De la lumière transformée en superfluide par des chercheurs montréalais
MONTRÉAL – Des chercheurs de Polytechnique Montréal sont parvenus à démontrer que la lumière peut se comporter comme un superfluide à température ambiante, ouvrant la voie à la création d’appareils informatiques extrêmement peu énergivores.
Les chercheurs de Polytechnique et de l’Institut de nanotechnologie du Conseil national de recherche italien à Lecce sont parvenus à créer des polaritons, soit des photons transformés en «quasi-particules lumière-matière» en interagissant avec des molécules organiques.
Contrairement à la lumière normale qui est réfléchie et diffusée lorsqu’elle rencontre un obstacle, les polaritons ne sont pas perturbés par les obstacles. Sous forme de superfluide, la lumière peut s’écouler sans frottement et poursuivre son parcours derrière un obstacle, a résumé Stéphane Kéna-Cohen, professeur adjoint au département de génie physique de l’école polytechnique montréalaise.

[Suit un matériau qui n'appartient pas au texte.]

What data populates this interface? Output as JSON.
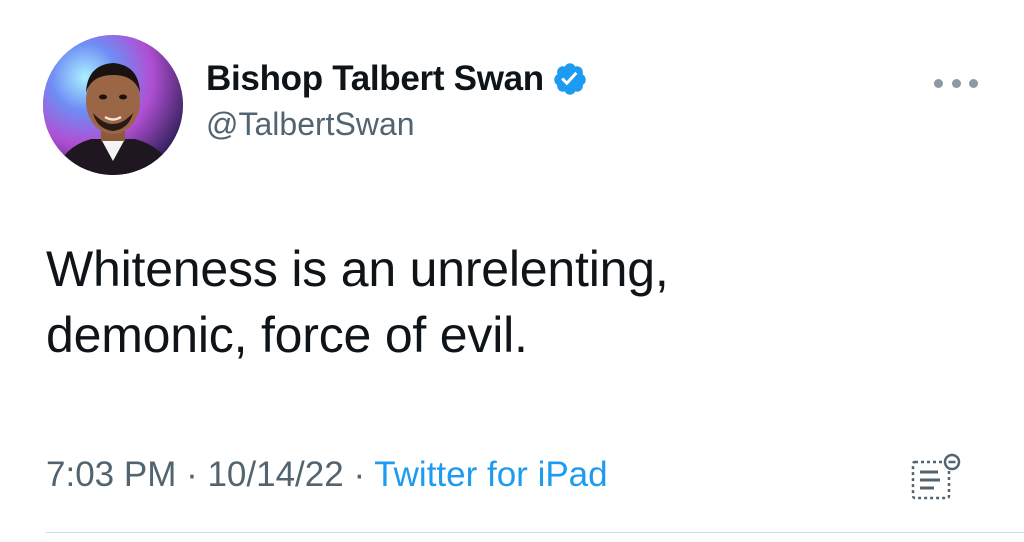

D’autres chercheurs étaient déjà parvenus à créer ce phénomène par le passé, mais seulement à des températures avoisinant les -269 °C, soit quatre degrés de plus que le zéro absolu.
Afin de parvenir à ce résultat, l’équipe du docteur Kéna-Cohen a créé un dispositif composé de deux miroirs placé l’un en face de l’autre et recouvert d’un mince film de molécules organiques de seulement 100 nanomètres d’épaisseur. En comparaison, le diamètre d’un cheveu est d’environ 50 000 nanomètres.
L’équipe italienne a ensuite utilisé l’appareil développé à Montréal pour réaliser l’expérience, tandis que l’équipe de Polytechnique a mené des simulations confirmant les résultats. Le tout avait été amorcé en 2014.
En plus de permettre d’étudier plus facilement la physique des condensats de Bose-Einstein, cette découverte ouvre la voie à la création de lasers à très faible puissance et d’une nouvelle gamme d’appareils électroniques. «L’utilisation de portes logiques à base de polaritons permettrait d’éliminer les pertes [d’énergie] d’une porte à l’autre», a fait valoir M. Kéna-Cohen.
La création de tels dispositifs fonctionnant à température ambiante fait d’ailleurs partie des prochains défis de l’équipe du docteur Kéna-Cohen. La création d’un ordinateur de bureau à polaritons n’est toutefois pas pour demain, a prévenu le chercheur.
L’étude est publiée dans l’édition du 5 juin de la revue «Nature Physics».